The most decisive proof of the part played by ammonia in the nourishment of plants is furnished us by the use of manure in the cultivation of cereals and green forage. According to the distinguished chemist so often quoted in this essay, animal manure (fumier) acts solely by reason of its production of ammonia. The history of the Peruvian guano, a substance so highly ammoniacal, proves all these assertions; this celebrated manure, which fertilizes a soil (the Peruvian) of the most remarkable sterility, consisting mainly of white sand and argil, is composed chiefly of urates, urate of ammonia, oxalate of ammonia, phosphate of ammonia, carbonate of ammonia, and some other salts.

Thus did the ancient Peruvian, like the Chinese, stumble on the solution of problems involving the fate of millions by simple experience alone, wholly unaided by science, which steps in afterwards and gives the rationale of the process; teaches us that all wheats do not equally abound in gluten; that rice is poor in azote; potatoes equally so. Practical agriculturists still find difficulty in applying with success the processes recommended by the chemist; but these, no doubt, will gradually be overcome.

“Since we find azote[31] in all the lichens which grow on basaltic rocks; that the fields produce more azote than is brought to them in the shape of aliment; that we meet with azote in all soils (terrains), even in minerals which happen never to come in contact with organic matters; that in the atmosphere, in rain-water, and in that of fountains or springs, in every description of soil we meet with this azote under the form of ammonia, as a product of the slow combustion or of the putrefaction of anterior generations; that the production of azotized principles greatly increases in plants with the quantity of ammonia presented to them in animal manure,—we may in all safety conclude that it is the ammonia of the atmosphere which furnishes the azote to plants.
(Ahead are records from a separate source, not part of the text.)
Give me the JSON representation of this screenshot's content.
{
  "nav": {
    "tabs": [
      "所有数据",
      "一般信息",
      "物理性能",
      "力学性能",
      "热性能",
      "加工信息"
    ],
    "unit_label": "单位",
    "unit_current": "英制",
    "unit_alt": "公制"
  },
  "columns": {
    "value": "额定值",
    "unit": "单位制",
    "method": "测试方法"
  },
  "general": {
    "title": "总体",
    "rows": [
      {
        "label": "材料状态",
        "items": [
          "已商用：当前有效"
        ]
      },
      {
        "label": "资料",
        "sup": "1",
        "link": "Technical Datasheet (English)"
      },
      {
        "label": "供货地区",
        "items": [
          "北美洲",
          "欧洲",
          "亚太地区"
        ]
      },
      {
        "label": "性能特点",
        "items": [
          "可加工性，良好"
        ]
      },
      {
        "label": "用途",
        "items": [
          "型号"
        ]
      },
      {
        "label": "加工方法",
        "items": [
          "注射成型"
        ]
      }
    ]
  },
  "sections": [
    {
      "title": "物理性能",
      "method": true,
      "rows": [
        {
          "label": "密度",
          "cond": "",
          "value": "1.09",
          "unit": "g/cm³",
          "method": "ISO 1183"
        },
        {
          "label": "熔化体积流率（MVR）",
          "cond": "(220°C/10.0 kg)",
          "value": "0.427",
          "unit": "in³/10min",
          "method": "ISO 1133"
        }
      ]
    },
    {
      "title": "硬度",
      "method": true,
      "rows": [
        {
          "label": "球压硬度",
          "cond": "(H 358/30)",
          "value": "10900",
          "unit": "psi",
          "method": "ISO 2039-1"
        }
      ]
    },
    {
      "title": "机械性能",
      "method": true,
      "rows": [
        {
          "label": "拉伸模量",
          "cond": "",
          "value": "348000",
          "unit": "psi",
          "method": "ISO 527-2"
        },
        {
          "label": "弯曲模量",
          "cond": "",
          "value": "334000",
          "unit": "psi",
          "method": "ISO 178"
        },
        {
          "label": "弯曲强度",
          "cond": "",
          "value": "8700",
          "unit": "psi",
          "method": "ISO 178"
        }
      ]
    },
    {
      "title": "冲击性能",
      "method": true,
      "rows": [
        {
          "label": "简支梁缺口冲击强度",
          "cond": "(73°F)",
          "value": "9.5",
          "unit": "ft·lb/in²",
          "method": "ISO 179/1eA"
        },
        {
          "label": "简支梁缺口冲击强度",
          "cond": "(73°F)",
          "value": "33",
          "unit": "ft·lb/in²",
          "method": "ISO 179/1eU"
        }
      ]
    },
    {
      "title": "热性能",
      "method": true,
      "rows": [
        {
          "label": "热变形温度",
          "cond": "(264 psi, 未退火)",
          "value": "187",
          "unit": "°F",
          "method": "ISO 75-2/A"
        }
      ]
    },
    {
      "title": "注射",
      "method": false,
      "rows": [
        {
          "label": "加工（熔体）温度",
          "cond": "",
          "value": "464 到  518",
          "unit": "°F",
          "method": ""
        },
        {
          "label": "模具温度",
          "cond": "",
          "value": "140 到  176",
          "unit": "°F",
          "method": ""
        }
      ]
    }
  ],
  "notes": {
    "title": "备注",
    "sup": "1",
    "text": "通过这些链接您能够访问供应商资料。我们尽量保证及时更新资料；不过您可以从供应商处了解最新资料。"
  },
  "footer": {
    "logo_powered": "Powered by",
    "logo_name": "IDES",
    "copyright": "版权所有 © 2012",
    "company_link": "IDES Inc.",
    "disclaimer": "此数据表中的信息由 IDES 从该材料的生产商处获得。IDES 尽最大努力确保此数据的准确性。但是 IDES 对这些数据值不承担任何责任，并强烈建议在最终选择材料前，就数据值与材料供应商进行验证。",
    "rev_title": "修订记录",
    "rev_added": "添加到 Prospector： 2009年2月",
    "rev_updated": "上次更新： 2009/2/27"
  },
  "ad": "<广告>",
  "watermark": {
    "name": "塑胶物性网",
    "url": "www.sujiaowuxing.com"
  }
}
“It results from the foregoing[32] that the carbonic acid, the ammonia, and the water, include in their elements the conditions necessary for the production of all the principles of living beings. These three bodies are the ultimate products of the putrefaction and of the eremacausis (slow combustion) of all animal and vegetable races. All the products of the vital force, so numerous and so varied—all after death return to the primitive forms in which they first appeared or from which they originally sprung. Death, the complete dissolution of a generation, is always the source of a new generation.”